A couple of years ago we decided that every year we were going to go to a new music fest. Last year we went to Pitchfork in Chicago (which I wrote about in a previous blog). We’ve attended Bonnaroo a few times, and now my husband attends every year with his best friend. He even went to Movement, an electronic music festival in Detroit.
For us, music festivals are once-in-a-lifetime experiences, and we want to try them all. In fact, a lot of people in New Orleans know me as “the girl in the big red hat.” I wear my big red hat to second lines, to Jazz Fest, to Mardi Gras Indian gatherings and to every festival we attend. In fact, it’s probably one of my most cherished possessions (even though I have to replace it every few years as the red fades to a dull pink).
But Newport, and its folk festival, was a whole new world. The weather was lovely, never reaching 80 degrees, with an ocean breeze to keep everyone cool.
We stayed at the Black Duck Inn, a small building that’s part of bed-and-breakfast conglomerate. Ours was run by a woman who is the very definition of a broad. Every morning she’d offer us her “hot breakfast,” from French toast to scrambled eggs and sausage, and then we would walk down the hill, join the line for the ferry – which is never as long as the morning entrance to Jazz Fest – and take the ferry to Fort Adams State Park where the festival is held.
Newport Folk Festival was unlike anything I’ve ever experienced. There was no trash. I know that seems like an odd thing to mention, but if you’ve ever seen our Jazz Fest at the end of a full day you’ll understand why not seeing a single piece of trash, not even one cigarette butt, was something that stuck in my memory. The grass is lush, both tented stages had seating, though we preferred the hill next to the Harbor Stage, and there was absolutely no sound bleed between stages (stone walls are useful this way). Pretty much, no matter where you decide to stand or sit, you can have a view of the stage.
The vendors were lovely and the food was tasty (you can even get freshly shucked oysters and a lobster roll, next to an incredible Mediterranean platter).
But what made this festival really wonderful were the musicians. I’m not talking about their performances – though every performance that I saw had perfectly balanced sound – they were always so lovely, enthusiastic and grateful to be performing.
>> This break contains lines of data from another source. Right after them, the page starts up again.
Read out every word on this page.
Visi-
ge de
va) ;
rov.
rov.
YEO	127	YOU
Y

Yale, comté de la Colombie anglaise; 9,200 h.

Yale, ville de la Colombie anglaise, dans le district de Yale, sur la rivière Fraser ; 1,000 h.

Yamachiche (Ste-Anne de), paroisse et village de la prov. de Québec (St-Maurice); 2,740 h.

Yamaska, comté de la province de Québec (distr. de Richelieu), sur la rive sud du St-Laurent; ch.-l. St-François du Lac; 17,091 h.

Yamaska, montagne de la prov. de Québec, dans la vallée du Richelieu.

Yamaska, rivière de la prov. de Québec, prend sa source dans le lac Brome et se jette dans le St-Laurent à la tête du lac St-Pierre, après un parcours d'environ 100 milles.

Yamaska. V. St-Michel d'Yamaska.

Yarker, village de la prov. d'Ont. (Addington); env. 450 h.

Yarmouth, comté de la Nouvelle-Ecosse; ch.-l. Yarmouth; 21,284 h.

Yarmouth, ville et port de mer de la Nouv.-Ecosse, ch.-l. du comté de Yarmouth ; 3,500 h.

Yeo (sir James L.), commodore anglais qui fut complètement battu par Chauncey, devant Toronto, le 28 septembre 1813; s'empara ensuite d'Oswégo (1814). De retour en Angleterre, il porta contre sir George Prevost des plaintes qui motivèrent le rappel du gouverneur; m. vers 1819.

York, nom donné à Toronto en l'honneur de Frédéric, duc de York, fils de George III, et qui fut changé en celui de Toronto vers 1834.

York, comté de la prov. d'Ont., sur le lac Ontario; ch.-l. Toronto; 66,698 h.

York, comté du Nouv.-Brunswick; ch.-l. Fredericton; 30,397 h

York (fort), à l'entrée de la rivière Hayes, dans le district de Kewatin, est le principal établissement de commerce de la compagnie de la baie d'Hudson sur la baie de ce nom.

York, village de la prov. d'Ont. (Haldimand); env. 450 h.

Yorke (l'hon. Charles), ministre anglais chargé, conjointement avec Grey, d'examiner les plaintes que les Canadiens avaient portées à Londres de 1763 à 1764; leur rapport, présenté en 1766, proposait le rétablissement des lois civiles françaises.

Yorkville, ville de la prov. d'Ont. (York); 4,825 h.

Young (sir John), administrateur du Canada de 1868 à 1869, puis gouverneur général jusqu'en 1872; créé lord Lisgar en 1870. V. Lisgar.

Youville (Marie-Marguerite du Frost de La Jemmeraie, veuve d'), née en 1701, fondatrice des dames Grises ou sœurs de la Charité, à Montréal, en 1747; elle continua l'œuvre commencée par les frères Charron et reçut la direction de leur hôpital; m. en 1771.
And none of them played what could be termed a touring set; neither did they play a greatest hits set. This year’s festival was in memory of Pete Seeger, so there were a lot of covers of his music, usually with special guests. We saw Mavis Staples, celebrating her 75th birthday at the festival, guest on no less than three stages. Musicians would play with each other almost every set, seemingly without rehearsal or hiccup. From Staples bringing onstage Luscious, Jeff Tweedy and Norah Jones, to the Berklee Gospel & Roots Choir onstage with Hozier. Jack White even paused his set to say that for the first time in 12 years, he was able to “walk around like a human” and to thank us.
Even outside the festival grounds, the bands and musicians that you had seen that weekend are walking around and happy to have a conversation or take a photo (Thanks Matt Myers and Katie Toupin of Houndmouth!).
So, should you find yourself deep in the August doldrums next year, consider a trip to Newport and say hi when you spot the woman in the big red hat.